“Days in the MSF clinic can veer between hectic – seeing hoards of outpatients; over 4,000 a month) and unreal – truck upon truck of patients with gunshot wounds arriving within hours of each other. But the staff we work with here, who have unfortunately seen all this before, carry on with such continued compassion and determination that one can only feel strengthened by their example.
“The biggest challenge I've faced so far has been with the acceptance and stoicism of the people of Sudan. Recently I saw a boy of 13, with a horrendous dilated cardiomyopathy [disease of the heart muscle] who I could only encourage to go home and enjoy what remained of his life.”
On Monday I was given the pleasure of speaking to Medicins Sans Frontieres at their meeting of their 'webby people'. I'd been warned that, based on the meeting last year, they were all rather sceptical of the use of blogging.
Unfortunately for me (who'd prepared for a fight), they appear to have come round to the idea nicely, there was a general agreement that social networking and blogging wasn't in fact a huge terror.

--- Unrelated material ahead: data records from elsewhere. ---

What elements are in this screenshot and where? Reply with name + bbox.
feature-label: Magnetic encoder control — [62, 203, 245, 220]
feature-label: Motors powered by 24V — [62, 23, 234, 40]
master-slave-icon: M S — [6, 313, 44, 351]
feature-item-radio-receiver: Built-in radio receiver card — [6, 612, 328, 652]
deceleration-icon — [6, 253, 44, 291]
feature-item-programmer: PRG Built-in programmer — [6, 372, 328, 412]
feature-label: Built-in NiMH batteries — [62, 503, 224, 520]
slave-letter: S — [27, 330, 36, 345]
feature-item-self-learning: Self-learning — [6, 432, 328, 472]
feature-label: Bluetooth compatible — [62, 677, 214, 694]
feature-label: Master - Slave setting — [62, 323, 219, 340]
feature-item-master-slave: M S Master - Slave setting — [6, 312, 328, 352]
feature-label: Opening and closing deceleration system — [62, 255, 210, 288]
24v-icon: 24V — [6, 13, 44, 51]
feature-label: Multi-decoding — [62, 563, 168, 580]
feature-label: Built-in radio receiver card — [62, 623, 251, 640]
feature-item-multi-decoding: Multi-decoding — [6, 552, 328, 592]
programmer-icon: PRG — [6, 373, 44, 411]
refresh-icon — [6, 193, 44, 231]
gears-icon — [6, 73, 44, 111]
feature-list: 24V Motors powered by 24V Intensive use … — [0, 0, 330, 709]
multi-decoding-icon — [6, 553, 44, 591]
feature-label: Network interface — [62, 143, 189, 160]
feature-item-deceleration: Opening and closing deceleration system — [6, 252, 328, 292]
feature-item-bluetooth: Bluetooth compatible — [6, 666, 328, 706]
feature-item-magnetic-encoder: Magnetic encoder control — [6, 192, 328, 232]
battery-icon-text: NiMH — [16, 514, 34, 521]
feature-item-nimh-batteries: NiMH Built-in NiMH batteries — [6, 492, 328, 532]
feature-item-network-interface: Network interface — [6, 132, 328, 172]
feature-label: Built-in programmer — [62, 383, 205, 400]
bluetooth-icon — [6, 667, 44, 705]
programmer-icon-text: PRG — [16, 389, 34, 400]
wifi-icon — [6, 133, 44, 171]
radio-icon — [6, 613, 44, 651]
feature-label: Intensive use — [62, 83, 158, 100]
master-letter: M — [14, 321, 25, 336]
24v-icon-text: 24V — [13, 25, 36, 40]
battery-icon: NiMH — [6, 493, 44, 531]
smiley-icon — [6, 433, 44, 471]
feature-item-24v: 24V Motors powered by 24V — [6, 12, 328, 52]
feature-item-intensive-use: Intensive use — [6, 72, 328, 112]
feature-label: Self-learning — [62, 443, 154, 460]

Also at this afternoon session was Karina Brisby of Oxfam and Tom Mansel of Justgiving.com (who have helped people raise more than £240 million for various charities). I was there as someone who (a) blogs, (b) has turned out to be quite sucessful about it and (c) has managed to do so without getting fired.
The general gist of the chat was essentially that you *can* trust people to blog responsibly, that people are more interested in what individuals have to say rather than PR departments and that blogs enable storytelling which interests people more than dry accounts of situations.
They are a good bunch of people, and the stuff that MSF deal with makes my problems (and the problems of a lot of the people I go to) pale into insignificance.
They certainly gave me a lot to think about.